Business ombudsmen, an institution recently established in Russia to protect business rights, is swamped with complaints. More than 700 companies have turned to business ombudsmen in a year, predominantly with complaints against law enforcers. The Russian leadership is attempting to win back the trust of domestic and international companies and entrepreneurs by improving the available infrastructure and enacting new business-friendly laws, but until the corrupt link between the private sector and law enforcers is broken or at least severely limited, trumped-up criminal charges, even if they do not stand up in court, still can damage the reputation of companies and their managers, and will interfere with operation of both Russian companies and international investors in Russia.
"Criminal investigations against industrial companies have become a fact of life in 2013 Russia.
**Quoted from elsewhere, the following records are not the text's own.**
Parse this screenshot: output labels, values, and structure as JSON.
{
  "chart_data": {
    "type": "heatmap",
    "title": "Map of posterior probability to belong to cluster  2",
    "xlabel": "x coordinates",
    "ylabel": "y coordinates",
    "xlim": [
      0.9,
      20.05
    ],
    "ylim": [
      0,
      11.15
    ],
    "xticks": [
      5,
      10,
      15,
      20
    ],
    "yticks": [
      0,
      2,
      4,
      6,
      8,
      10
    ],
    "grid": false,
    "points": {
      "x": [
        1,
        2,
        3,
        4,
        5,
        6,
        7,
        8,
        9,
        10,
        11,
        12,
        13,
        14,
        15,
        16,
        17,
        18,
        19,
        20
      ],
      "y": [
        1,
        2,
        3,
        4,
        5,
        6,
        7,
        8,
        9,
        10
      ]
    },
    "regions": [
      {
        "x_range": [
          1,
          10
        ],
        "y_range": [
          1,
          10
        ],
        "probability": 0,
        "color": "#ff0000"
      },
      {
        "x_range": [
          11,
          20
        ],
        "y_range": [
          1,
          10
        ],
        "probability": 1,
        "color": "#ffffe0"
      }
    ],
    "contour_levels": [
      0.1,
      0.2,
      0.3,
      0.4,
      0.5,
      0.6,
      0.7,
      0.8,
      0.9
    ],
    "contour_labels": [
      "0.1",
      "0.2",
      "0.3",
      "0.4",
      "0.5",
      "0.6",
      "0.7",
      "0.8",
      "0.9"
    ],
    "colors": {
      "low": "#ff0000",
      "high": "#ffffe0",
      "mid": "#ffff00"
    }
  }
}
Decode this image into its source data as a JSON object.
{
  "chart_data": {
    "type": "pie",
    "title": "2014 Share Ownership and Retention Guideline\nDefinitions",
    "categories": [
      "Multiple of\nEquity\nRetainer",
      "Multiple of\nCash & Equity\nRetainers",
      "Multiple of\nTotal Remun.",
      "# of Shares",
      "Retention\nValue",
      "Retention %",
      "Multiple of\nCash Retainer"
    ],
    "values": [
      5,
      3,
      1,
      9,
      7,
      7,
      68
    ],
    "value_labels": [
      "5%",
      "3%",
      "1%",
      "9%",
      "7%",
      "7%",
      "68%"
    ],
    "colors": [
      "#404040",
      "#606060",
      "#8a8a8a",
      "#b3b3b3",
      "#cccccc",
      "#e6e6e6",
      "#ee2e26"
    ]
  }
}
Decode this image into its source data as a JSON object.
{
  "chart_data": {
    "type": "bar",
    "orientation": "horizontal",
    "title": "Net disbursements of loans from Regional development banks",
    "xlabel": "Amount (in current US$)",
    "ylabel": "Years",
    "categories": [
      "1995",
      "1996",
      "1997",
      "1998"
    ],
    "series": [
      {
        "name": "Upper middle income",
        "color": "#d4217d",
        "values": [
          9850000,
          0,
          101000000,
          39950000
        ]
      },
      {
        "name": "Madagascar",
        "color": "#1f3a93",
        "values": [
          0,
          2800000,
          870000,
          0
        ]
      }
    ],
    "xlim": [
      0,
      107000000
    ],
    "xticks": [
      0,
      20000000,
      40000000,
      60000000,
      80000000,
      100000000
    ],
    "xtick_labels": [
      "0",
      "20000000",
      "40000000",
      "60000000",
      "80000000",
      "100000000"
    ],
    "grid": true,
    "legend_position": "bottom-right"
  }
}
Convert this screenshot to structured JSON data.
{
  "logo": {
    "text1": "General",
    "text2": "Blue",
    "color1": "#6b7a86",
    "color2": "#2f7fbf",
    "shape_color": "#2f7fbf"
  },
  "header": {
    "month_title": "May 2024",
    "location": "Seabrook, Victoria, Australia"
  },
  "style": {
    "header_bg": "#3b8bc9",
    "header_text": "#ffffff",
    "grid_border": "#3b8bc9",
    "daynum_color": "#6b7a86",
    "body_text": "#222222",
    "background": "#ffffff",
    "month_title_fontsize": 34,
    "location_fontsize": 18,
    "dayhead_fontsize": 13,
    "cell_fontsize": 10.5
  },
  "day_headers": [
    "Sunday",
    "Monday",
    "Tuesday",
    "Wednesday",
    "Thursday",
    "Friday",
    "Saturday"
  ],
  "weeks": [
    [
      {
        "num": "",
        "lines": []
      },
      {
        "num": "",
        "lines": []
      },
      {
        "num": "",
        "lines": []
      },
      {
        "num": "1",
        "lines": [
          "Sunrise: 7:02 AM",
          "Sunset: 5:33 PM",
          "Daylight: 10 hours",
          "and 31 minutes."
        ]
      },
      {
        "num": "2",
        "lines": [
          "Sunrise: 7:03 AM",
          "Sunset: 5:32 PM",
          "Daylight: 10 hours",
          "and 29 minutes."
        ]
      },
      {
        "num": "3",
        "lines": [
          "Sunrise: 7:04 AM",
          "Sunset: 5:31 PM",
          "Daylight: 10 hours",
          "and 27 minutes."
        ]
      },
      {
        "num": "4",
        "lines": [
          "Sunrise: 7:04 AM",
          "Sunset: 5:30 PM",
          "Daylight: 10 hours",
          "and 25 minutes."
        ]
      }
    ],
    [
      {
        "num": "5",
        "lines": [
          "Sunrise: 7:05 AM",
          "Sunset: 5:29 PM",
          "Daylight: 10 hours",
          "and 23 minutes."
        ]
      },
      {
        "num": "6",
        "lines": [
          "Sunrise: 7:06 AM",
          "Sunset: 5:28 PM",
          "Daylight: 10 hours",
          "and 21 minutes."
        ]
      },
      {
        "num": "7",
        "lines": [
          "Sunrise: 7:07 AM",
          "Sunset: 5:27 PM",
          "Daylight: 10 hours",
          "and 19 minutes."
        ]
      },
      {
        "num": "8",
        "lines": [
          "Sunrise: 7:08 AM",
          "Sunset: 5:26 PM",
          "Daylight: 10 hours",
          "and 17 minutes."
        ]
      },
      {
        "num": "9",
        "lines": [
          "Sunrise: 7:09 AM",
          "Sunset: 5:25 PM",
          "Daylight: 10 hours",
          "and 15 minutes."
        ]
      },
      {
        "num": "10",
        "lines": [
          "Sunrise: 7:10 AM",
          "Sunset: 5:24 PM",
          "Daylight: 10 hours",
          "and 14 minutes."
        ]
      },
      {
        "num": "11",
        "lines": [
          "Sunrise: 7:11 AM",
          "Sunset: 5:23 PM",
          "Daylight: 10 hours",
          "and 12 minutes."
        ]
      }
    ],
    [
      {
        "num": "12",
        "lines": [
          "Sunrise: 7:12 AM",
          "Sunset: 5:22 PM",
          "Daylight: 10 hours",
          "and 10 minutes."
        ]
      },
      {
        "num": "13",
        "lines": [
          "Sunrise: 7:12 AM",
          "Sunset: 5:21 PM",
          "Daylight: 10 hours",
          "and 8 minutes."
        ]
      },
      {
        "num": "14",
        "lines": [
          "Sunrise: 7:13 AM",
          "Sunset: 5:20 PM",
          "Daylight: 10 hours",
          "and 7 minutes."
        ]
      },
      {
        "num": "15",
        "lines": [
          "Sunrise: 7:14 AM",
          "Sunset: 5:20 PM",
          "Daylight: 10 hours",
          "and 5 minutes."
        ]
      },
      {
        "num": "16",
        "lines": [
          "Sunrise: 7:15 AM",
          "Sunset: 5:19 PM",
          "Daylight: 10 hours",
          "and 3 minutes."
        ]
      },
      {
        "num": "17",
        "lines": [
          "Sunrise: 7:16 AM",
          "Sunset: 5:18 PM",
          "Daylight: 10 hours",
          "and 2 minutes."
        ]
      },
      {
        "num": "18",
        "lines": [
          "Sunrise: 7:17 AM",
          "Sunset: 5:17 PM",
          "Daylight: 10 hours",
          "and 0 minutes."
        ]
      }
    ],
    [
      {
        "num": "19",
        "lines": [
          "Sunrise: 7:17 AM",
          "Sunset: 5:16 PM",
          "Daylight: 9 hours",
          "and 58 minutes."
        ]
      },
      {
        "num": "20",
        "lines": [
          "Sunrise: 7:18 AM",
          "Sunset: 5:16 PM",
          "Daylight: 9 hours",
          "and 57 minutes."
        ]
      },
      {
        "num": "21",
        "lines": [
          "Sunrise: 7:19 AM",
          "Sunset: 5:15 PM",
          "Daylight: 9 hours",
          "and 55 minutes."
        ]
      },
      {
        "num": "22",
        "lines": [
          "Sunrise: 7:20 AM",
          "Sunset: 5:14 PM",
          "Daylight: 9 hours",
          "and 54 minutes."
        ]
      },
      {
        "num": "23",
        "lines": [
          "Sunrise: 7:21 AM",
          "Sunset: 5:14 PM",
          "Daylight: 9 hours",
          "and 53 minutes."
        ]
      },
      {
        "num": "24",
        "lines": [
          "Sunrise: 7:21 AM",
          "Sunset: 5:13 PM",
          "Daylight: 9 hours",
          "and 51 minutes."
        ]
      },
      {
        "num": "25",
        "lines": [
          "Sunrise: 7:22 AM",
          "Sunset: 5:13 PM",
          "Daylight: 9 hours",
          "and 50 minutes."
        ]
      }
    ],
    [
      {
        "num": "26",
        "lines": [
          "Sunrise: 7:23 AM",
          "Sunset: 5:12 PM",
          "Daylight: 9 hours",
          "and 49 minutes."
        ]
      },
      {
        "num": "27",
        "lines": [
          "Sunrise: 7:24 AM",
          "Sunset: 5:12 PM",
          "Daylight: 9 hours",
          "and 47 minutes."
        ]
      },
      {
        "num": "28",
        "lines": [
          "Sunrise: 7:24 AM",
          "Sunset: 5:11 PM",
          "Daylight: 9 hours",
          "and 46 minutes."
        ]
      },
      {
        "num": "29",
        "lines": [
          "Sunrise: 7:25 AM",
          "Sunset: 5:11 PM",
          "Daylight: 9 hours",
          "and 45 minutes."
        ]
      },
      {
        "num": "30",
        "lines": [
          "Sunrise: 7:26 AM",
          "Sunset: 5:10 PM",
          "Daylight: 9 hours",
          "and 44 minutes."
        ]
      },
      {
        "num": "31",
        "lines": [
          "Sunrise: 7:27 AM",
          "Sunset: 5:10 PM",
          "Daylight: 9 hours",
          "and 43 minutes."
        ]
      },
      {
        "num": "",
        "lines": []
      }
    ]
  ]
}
The mere fact of a criminal investigation can cause trouble for a company by making debt more difficult to procure, and affect the stock price, and corporate raiders and blackmail artists take advantage of that," Michael Thompson comments on the general situation. According to the RUXX Index, which includes a majority of publicly traded Russian companies, inflow of investment in Russia is on decline. "We explain this primarily by the pressure from law enforcement agencies getting out of control."